Despite the lower costs, Phillips said Crestwood is not relying on producer plans for G&P services to drive its cash flow. The midstreamer spent billions in expansion capital from 2017-2019 to build out excess capacity for G&P assets “to ensure that we could handle full inventory developed by our main producers at the price levels” seen in 2017 to 2019.
Positive 2021 Outlook
“Obviously, the market has changed a little bit,” Phillips said. Nevertheless, the CEO said Crestwood is “very comfortable” with its current volume profile at a $40/bbl oil price and above, which would continue to support free cash flow (FCF), strong distribution coverage and continued debt reduction.
“And at $50/bbl, it’s just math really. We can accelerate debt paid down, strengthen our balance sheet further” and “create more financial flexibility” that could be used to take advantage of opportunities in the market.
Crestwood invested about $11 million in growth capital during the quarter and generated around $30 million in FCF after distributions. It also reduced total debt through a combination of paying down debt and “opportunistically” repurchasing senior notes at a discount to par.

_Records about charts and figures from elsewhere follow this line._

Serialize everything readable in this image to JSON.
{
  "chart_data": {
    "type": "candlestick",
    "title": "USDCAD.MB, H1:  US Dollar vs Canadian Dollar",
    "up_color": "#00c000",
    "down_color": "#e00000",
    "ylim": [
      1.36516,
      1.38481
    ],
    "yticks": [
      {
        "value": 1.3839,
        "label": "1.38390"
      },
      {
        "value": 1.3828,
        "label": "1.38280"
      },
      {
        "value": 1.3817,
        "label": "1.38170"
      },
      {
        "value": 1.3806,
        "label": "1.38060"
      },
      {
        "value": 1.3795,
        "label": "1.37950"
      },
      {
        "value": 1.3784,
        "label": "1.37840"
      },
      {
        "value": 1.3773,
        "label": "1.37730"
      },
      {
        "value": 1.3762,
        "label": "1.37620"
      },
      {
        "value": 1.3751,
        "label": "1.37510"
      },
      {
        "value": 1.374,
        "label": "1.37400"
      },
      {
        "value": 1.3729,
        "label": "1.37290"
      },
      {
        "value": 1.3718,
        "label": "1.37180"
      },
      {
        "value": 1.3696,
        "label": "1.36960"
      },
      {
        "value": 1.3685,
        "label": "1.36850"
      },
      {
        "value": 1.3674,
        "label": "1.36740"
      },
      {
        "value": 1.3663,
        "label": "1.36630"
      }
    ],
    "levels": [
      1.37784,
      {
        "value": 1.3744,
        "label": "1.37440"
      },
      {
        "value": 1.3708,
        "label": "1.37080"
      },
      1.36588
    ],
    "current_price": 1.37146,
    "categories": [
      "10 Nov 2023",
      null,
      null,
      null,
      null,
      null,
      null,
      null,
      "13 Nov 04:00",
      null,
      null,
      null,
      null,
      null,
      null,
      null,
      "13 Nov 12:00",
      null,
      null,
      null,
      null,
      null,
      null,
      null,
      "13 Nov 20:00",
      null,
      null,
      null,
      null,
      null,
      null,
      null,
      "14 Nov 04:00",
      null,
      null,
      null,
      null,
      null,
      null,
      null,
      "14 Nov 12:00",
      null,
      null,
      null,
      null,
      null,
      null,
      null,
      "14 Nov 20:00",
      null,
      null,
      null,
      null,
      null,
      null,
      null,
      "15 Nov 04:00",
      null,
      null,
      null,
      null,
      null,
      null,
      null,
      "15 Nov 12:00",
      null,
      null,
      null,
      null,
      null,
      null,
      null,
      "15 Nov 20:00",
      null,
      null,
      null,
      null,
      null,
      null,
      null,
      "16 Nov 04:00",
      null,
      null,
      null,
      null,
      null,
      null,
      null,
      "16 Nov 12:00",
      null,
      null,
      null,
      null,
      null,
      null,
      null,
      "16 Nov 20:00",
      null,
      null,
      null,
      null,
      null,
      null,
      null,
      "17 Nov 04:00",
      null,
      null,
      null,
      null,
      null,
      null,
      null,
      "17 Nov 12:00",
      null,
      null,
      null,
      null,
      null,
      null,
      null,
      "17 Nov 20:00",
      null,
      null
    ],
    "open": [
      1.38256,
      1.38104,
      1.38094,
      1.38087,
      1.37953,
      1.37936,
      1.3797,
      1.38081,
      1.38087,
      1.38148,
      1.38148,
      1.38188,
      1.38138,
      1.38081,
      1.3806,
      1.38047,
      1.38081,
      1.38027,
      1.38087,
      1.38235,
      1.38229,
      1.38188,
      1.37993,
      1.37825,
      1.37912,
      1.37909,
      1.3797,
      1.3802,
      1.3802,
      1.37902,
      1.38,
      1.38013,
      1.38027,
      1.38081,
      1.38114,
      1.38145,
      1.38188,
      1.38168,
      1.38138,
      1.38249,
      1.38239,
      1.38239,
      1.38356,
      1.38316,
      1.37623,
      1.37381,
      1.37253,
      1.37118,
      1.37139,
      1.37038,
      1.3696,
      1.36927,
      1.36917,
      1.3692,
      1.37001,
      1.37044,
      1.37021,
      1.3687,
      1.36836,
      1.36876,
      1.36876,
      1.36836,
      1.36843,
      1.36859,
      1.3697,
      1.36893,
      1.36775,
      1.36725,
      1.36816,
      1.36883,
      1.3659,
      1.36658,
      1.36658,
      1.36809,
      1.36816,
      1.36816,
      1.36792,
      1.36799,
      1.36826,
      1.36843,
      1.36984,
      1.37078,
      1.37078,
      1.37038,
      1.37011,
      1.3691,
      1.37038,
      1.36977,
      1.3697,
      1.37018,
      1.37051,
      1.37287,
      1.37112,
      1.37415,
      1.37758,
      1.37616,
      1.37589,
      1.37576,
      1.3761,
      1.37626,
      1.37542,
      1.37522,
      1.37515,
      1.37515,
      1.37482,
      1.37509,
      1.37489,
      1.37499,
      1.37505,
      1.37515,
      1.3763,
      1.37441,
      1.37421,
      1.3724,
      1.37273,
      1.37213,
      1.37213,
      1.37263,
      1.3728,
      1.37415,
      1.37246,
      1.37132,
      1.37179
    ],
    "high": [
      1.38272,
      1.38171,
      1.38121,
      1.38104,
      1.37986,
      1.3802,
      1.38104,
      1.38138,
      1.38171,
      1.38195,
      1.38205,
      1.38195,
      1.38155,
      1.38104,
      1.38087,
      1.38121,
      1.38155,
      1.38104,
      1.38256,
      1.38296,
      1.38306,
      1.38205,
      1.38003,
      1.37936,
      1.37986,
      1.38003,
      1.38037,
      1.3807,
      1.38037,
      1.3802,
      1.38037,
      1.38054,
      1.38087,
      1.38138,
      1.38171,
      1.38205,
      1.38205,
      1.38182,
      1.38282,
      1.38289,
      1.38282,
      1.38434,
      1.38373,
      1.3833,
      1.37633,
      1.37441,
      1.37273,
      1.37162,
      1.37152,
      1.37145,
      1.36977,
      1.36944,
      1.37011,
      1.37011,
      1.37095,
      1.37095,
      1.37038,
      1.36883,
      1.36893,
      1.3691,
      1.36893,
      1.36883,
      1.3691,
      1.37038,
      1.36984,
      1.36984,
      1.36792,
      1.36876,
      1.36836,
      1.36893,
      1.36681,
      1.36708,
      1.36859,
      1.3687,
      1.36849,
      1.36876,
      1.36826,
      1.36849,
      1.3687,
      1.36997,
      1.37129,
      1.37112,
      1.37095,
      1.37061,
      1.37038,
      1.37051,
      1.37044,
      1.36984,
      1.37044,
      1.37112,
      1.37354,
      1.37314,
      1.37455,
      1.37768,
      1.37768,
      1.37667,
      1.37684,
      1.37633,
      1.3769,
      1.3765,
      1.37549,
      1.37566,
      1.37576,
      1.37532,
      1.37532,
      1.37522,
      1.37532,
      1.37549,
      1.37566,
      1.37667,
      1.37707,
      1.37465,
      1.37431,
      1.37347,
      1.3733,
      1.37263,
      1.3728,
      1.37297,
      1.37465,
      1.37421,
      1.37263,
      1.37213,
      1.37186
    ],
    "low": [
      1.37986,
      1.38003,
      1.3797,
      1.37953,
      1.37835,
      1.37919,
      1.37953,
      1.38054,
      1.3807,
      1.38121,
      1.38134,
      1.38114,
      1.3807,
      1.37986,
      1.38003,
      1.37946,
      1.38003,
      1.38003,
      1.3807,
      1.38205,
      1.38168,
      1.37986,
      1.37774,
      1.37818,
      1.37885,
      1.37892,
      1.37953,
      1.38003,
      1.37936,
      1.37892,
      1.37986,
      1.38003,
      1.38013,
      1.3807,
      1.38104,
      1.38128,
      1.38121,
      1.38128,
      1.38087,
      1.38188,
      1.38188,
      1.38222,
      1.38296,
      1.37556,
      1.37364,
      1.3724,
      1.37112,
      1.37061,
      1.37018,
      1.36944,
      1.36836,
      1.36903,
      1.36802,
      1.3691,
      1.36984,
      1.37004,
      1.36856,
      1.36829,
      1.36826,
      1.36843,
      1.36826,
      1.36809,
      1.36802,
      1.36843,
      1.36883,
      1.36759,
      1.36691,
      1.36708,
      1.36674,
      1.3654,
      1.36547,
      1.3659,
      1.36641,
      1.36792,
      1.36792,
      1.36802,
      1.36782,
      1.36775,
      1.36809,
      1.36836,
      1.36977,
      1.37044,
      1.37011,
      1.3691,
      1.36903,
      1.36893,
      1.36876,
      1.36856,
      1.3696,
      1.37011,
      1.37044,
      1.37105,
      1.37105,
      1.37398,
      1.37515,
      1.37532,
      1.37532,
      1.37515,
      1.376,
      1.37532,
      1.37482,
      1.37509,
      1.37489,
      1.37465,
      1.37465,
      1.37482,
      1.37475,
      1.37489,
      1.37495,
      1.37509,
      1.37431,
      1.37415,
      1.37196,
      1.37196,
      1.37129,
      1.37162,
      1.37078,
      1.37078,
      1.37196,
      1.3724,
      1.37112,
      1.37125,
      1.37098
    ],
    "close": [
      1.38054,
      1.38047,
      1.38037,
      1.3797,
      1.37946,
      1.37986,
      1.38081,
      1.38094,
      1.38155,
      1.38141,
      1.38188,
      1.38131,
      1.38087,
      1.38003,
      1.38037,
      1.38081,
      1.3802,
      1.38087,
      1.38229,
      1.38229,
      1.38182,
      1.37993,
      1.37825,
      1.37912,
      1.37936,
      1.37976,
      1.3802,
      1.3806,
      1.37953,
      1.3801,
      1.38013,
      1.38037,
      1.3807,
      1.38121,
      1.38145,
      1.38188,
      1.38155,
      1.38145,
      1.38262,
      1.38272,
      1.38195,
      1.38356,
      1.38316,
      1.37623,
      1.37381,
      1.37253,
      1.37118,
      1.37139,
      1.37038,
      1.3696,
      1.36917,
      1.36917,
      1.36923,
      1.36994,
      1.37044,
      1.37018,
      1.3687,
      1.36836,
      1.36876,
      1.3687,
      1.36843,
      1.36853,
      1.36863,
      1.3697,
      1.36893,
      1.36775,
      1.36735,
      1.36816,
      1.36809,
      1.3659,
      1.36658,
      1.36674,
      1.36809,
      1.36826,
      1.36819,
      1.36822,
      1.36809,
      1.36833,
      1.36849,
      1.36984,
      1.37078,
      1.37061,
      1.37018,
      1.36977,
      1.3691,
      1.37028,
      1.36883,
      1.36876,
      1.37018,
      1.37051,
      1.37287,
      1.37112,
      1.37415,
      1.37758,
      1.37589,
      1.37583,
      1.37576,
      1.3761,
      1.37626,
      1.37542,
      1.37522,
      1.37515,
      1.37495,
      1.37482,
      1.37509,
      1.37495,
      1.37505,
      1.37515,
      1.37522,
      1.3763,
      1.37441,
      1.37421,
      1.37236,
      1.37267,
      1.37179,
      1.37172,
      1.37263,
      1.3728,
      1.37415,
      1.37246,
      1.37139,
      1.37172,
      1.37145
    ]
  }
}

Full-year 2020 results are expected to exceed the midpoint of the revised guidance. Based on conversations with customers, the 2021 guidance range is estimated to be similar to 2020, with growth capital less than $40 million and maintenance capital $20 million or less.
On the topic of mergers and acquisitions (M&A), Phillips said the consolidation in the upstream sector should inevitably trickle down to the midstream space. “The industry gets healthier through consolidation,” and Crestwood’s focus on a strong balance sheet and financial flexibility “plays well into a consolidating market, really on both sides of the trade.”
As the industry transitions to cleaner energy and a lower growth model for fossil fuels, Crestwood management believes “natural gas will play a prominent role in the midstream sector, will continue to improve our sustainability initiatives and be an important part of the energy supply chain.”
Phillips touted Crestwood for its sustainability report in 2018, which nearly every energy company now publishes each year to report environmental, social and governance (ESG) initiatives.
“We’re not following ESG trends. We are actually setting them,” he said. “Crestwood is right at the forefront of that move.”
Crestwood reported third quarter net income of $4.6 million (minus 28 cents/share), down from net income of $33.6 million (12 cents) in the year-ago period. Distributable cash flow was $86.5 million, up 5% from a year ago.